How to prolong post meditation emotions, feelings and thoughts?

Upvote:1

If you feel that post-meditation pleasantness slipping away, and desire to prolong it, that is an excellent moment for conscious choice. Choose one of the following:

  • Go back into meditation for a while and experience it again, or...
  • Allow it to slip away naturally, knowing you can return.

Neither is right or wrong, so make the choice by your own lights, and don't allow desire or regret to enter into your practice.

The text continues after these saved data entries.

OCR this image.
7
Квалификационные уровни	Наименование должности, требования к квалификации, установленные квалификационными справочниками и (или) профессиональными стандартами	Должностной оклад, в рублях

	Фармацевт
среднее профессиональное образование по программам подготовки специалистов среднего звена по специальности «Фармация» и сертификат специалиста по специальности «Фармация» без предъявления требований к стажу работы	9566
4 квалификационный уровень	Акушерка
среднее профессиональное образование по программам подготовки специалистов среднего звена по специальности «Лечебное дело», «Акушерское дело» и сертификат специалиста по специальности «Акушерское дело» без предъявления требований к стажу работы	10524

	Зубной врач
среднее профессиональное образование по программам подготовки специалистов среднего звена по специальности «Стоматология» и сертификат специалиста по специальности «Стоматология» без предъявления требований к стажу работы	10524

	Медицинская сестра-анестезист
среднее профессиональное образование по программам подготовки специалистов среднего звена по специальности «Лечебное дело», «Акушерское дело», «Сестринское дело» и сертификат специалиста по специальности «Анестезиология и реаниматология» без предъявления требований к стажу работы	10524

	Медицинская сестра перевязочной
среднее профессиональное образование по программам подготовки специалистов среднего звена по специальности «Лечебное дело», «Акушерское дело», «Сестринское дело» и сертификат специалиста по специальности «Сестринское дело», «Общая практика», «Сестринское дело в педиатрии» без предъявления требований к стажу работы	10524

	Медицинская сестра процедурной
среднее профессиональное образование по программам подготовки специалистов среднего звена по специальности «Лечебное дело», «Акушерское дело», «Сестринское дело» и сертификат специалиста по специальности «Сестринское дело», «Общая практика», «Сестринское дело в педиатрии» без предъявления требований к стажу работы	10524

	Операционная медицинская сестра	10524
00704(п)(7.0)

I vaguely remember a story (about Shunryū Suzuki, maybe?) in which he saw a graduate student in some-field-or-other meditating in the center. He walked up to the student and said: "What are you doing here? Go home! Study! Write!" There's a time for spiritual attainment, and a time for worldly endeavors. Unless you are seriously pursuing the monastic life, do not allow one to interfere with the other. Only by being clear about what you are doing at any given moment can the spiritual life grow out into the secular world.

Upvote:2

That's why it's advisable to add the Vipassana part even if one does mostly Samatha:

“He trains thus: ‘I shall breathe in contemplating impermanence’; he trains thus: ‘I shall breathe out contemplating impermanence. ’ He trains thus: ‘I shall breathe in contemplating fading away’; he trains thus: ‘I shall breathe out contemplating fading away.’ He trains thus: ‘I shall breathe in contemplating cessation’; he trains thus: ‘I shall breathe out contemplating cessation.’ He trains thus: ‘I shall breathe in contemplating relinquishment’; he trains thus: ‘I shall breathe out contemplating relinquishment.’ ~~ MN 118 ~~

Upvote:2

Well this is the crux of things, isn't it? If meditation was a solution to our negative tendencies, the Buddha would have never left his original teachers.

What the Buddha discovered, and what sets him apart from the other yogis of the time, wasn't that he used meditation to achieve some state or to feel better. Uniquely, the Buddha leveraged his bright and purified mind for the purposes of uprooting his obstacles and habitual patterns.

When you emerge from meditation, rather than indulging in those feelings of bliss, you would be much better served observing those desires. What are they? Why do they appear? What are their roots? With your brightened and purified mind, removed from your conventional ways of thinking, you are in a much better position to discover the answers to those questions and, with time, you might be able to disentangle yourself from them for good.